Let's explore how to use collaboration devices to boost employee experience.

1. Use collaboration device data to understand employee behavior

Video meeting devices, like their application counterparts, can be a great source of data that companies can use to understand employee behavior. Already nearly 41% of organizations are using or planning to use data from collaboration devices to determine employee engagement, with 43% evaluating the potential, according to Metrigy's research. From collaboration devices, companies can gather metrics such as number of hourly and daily meetings, average number of attendees per meeting, and average and total meeting duration.

To get the most out of collaboration device data, IT should work in conjunction with other business leaders, particularly HR, in pulling together this new source of data with traditional HR-oriented data sources, such as voice-of-employee surveys, for a big-picture view on employee engagement and experience.

Doing so, for example, enables companies to gain insight by correlating time spent in meetings with key business metrics. Is team productivity dropping as time spent in meetings per day increases? If productivity improvements are a key metric, then this could be problematic. On the other hand, a drop in average meeting time could signal a decrease in engagement, and that may be undesirable. Being able to see these relationships can guide decision-making.

So, don't just collect the data -- take action on it. This may seem somewhat of a no-brainer, but Metrigy research consistently shows many companies stop short on data usage. Some only collect data, while others analyze collected data, but fewer collect, analyze and take action. In the above cases, knowing there's a potential issue isn't enough. To address a drop in productivity, for example, companies can set policies on meeting duration, mandate breaks between meetings or institute no-meeting days.

Collaboration devices boost employee experience

2. Take the hassle out of starting in-room meetings

Walking into a meeting space and figuring out how to launch the in-room video conferencing system can be daunting, especially if the devices and startup procedures vary room to room. IT can reduce this burden and improve the experience by deploying video conferencing systems that support one-click-to-join to a primary meeting app.

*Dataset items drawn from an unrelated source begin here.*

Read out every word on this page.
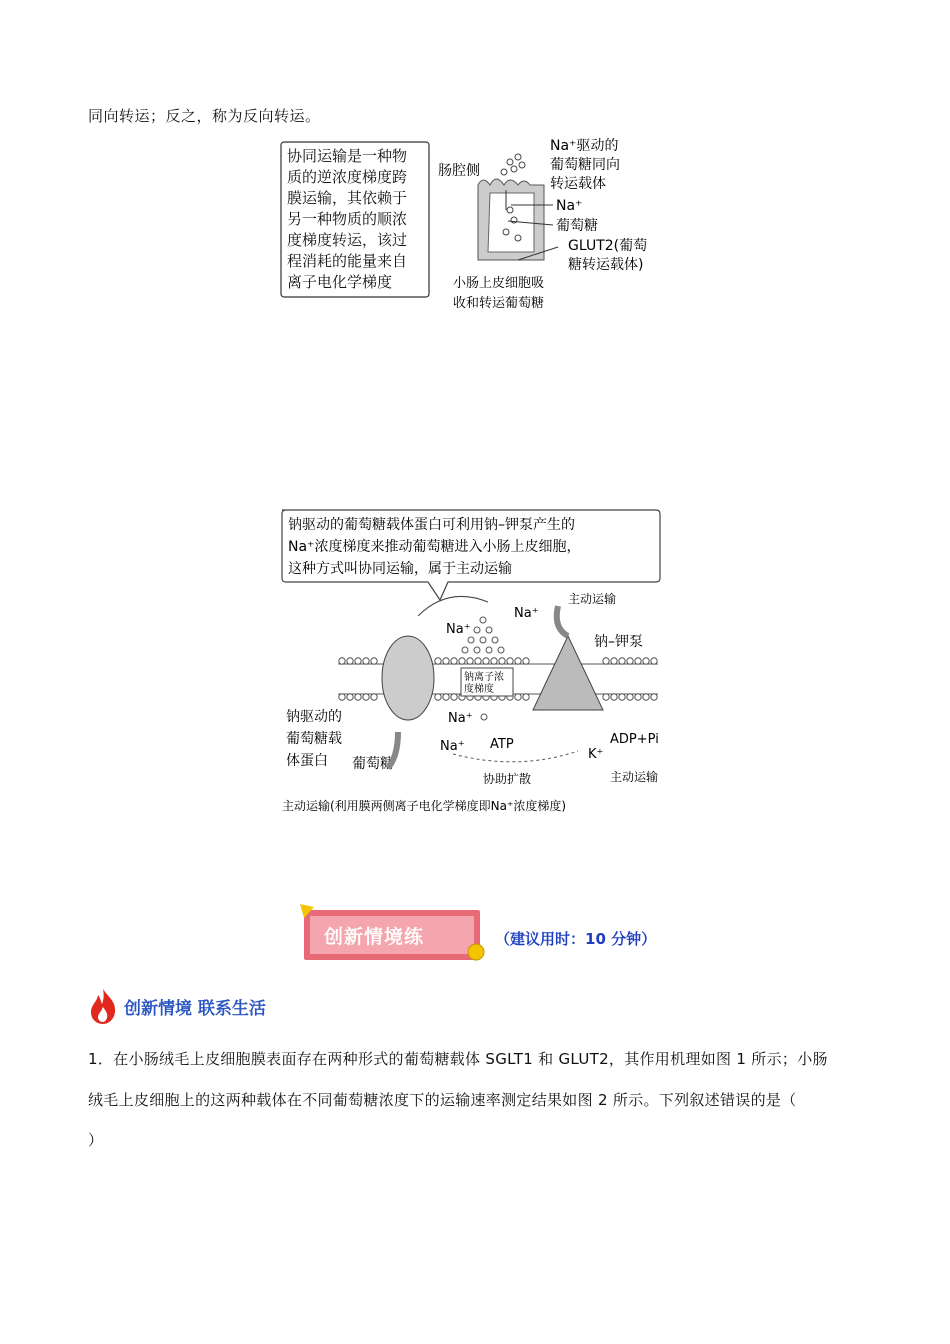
同向转运；反之，称为反向转运。
协同运输是一种物 质的逆浓度梯度跨 膜运输，其依赖于 另一种物质的顺浓 度梯度转运，该过 程消耗的能量来自 离子电化学梯度
肠腔侧
Na⁺驱动的 葡萄糖同向 转运载体
Na⁺
葡萄糖
GLUT2(葡萄 糖转运载体)
小肠上皮细胞吸 收和转运葡萄糖
钠驱动的葡萄糖载体蛋白可利用钠–钾泵产生的 Na⁺浓度梯度来推动葡萄糖进入小肠上皮细胞， 这种方式叫协同运输，属于主动运输
Na⁺
主动运输
钠离子浓 度梯度
Na⁺
钠–钾泵
钠驱动的 葡萄糖载 体蛋白
Na⁺
Na⁺ ATP	ADP+Pi
K⁺
葡萄糖
协助扩散	主动运输
主动运输(利用膜两侧离子电化学梯度即Na⁺浓度梯度)
创新情境练	（建议用时：10 分钟）
创新情境 联系生活
1．在小肠绒毛上皮细胞膜表面存在两种形式的葡萄糖载体 SGLT1 和 GLUT2，其作用机理如图 1 所示；小肠
绒毛上皮细胞上的这两种载体在不同葡萄糖浓度下的运输速率测定结果如图 2 所示。下列叙述错误的是（
）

Examples of video conferencing systems supporting one-click-to-join include Cisco Webex Rooms, Google Meet hardware kit, Microsoft Teams Rooms and Zoom Rooms. In Metrigy's "Workplace Collaboration: 2023-24" global research study of 440 companies, 68% of the most successful companies, as determined by cost savings, revenue increase and productivity improvement, are already using one-click-to-join systems.

3. Ensure equity between in-office and at-home meeting participants

Traditional meeting spaces featuring front-of-the-room video conferencing systems aren't optimal for providing at-home participants a view of their colleagues attending in person. That means remote workers can see each other well, but they can only see in-room participants if those attendees are facing the camera or situated in just the right spot at the table. This can lead to disjointed conversations and frustration with the meeting experience. Companies can improve equity with systems that position multiple cameras around the room, with center-room cameras or with a system like Logitech Sight that uses both front-of-room and center-room cameras to achieve fuller meeting space coverage.

Similarly, adding touchscreens to meeting rooms can improve parity among participants by enabling everyone to work together on content and ideation, no matter where they happen to be located. Use of this collaboration technology will grow by approximately 25% in 2023, according to Metrigy's workplace collaboration research. Additionally, those already using in-room touchscreens plan to outfit more meeting spaces, increasing from 47.8% of rooms in 2022 to 64.4%.

4. Enable and encourage employees to avail themselves of wellness features

Some unified communications device management software offers the ability for users to set wellness prompts. With Poly Lens App, for example, users can set reminders to give their eyes a rest from screen time, get up and move about, or drink some water.

From desktop devices to personal wearables and in-room systems, employees use collaboration devices throughout the day. Understanding how they're interacting with these devices, as well as knowing which truly enhance the work they can do, should be a priority for any company looking to create a more engaged workforce and create a positive employee experience.